The Philadelphia Orchestra has always been famously friendly with Pianist-Composer Sergei Rachmaninoff. In 1920 it was the first U. S. organization to play his choral symphony The Bells. Blond-maned Leopold Stokowski used to hire Rachmaninoff often as guest soloist, liked to slap his back in public. In Philadelphia this season Stokowski led the orchestra through the world premiere of Rachmaninoff's Third Symphony, later took it to New York (TIME, Nov. 23, 1936). When, after 17 years absence. The Bells was again heard last week in Manhattan, the Philadelphia Orchestra, under new Conductor Eugene Ormandy, contrived its return.

Like many a Russian, Rachmaninoff had been fascinated by the weird poems of Edgar Allan Poe.
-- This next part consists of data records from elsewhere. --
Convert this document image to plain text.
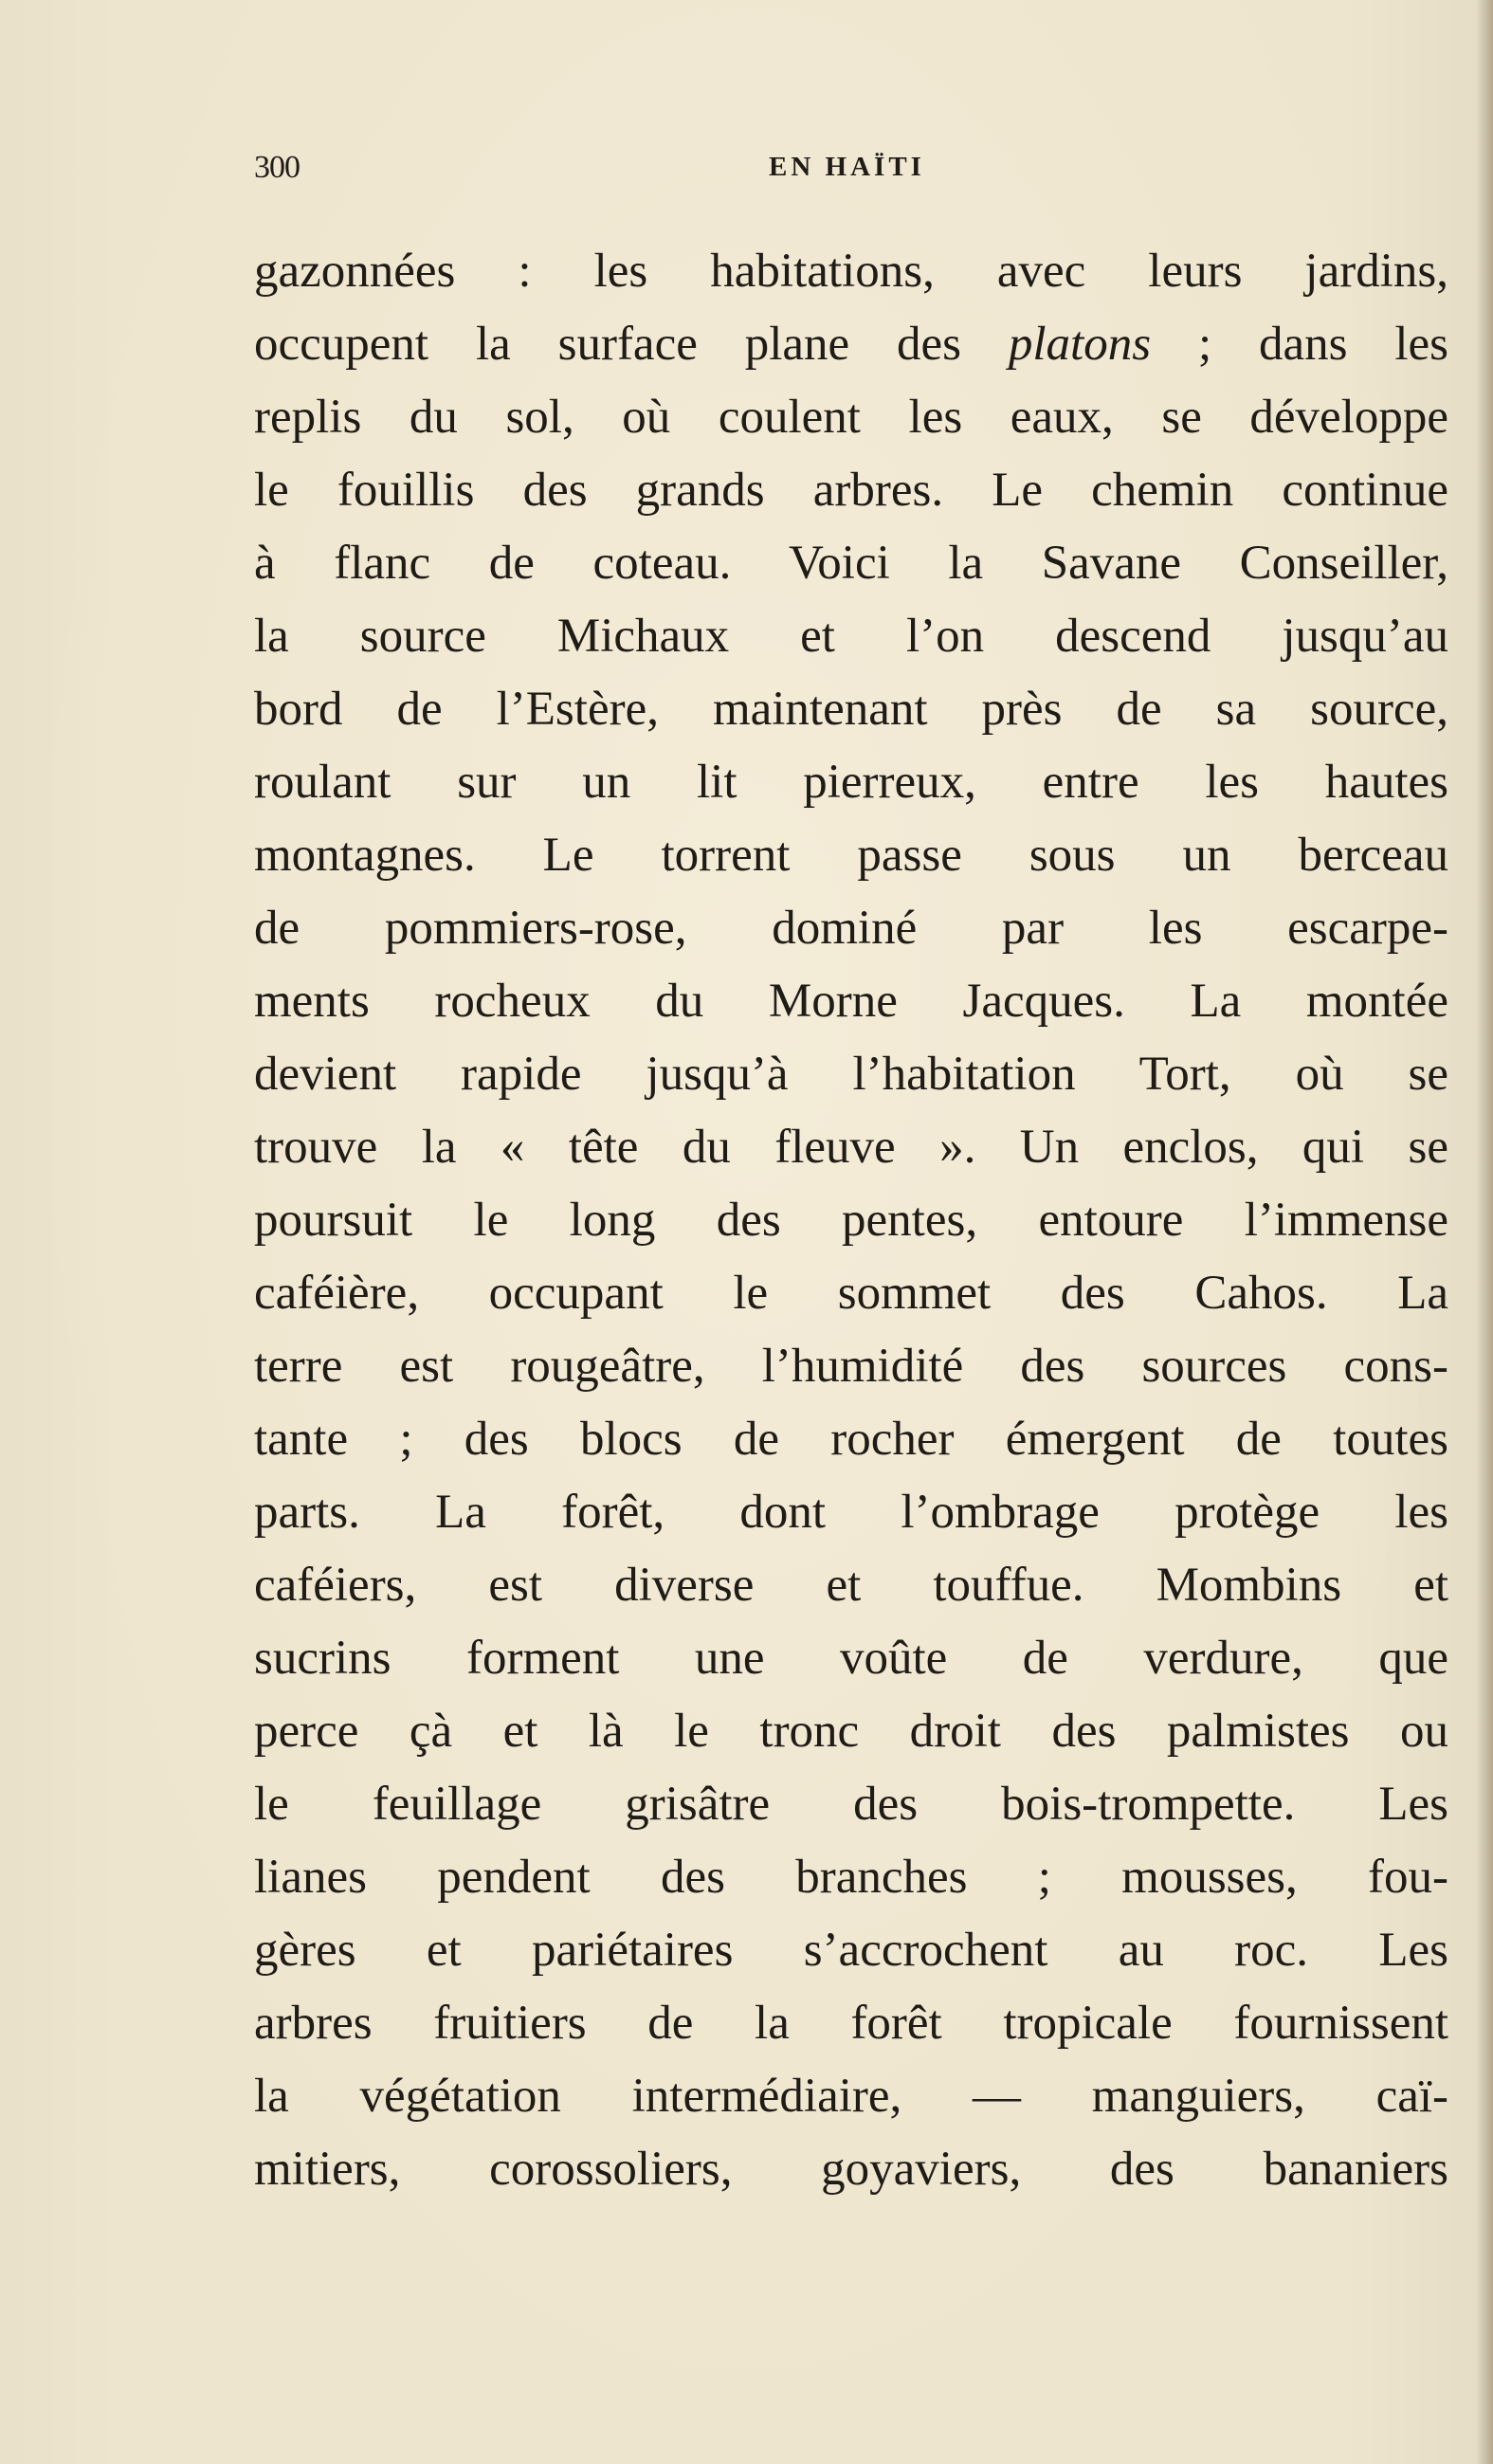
300	EN HAÏTI
gazonnées : les habitations, avec leurs jardins,
occupent la surface plane des platons ; dans les
replis du sol, où coulent les eaux, se développe
le fouillis des grands arbres. Le chemin continue
à flanc de coteau. Voici la Savane Conseiller,
la source Michaux et l’on descend jusqu’au
bord de l’Estère, maintenant près de sa source,
roulant sur un lit pierreux, entre les hautes
montagnes. Le torrent passe sous un berceau
de pommiers-rose, dominé par les escarpe-
ments rocheux du Morne Jacques. La montée
devient rapide jusqu’à l’habitation Tort, où se
trouve la « tête du fleuve ». Un enclos, qui se
poursuit le long des pentes, entoure l’immense
caféière, occupant le sommet des Cahos. La
terre est rougeâtre, l’humidité des sources cons-
tante ; des blocs de rocher émergent de toutes
parts. La forêt, dont l’ombrage protège les
caféiers, est diverse et touffue. Mombins et
sucrins forment une voûte de verdure, que
perce çà et là le tronc droit des palmistes ou
le feuillage grisâtre des bois-trompette. Les
lianes pendent des branches ; mousses, fou-
gères et pariétaires s’accrochent au roc. Les
arbres fruitiers de la forêt tropicale fournissent
la végétation intermédiaire, — manguiers, caï-
mitiers, corossoliers, goyaviers, des bananiers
Before the War he determined to work into a symphony Poe's tinkling sleigh bells, golden marriage bells, frightened alarm bells and bitter, iron-tongued dirge bells. As text he used Russian Poet Constantin Balmont's version of Poe's second most famous poem, completed the work in 1913.

The text that last week's audience heard was neither Poe's nor Balmont's. It was Fanny S. Copeland's English translation of a German translation of Balmont's Russian translation. Though the poem had grown worse in its travels, nobody seemed to care. The audience was thrilled by Rachmaninoff's ingenious sonorities, by the whispering pianissimi and loud thundering of the University of Pennsylvania chorus, by the shivering of parallel fifths in the high winds. Critics found The Bells an effective piece of scoring, mourned its unevenness. The audience was less reserved, applauded loudly, even more loudly when Composer Rachmaninoff came on after the intermission and played his Second Concerto in C Minor with almost inhuman virtuosity.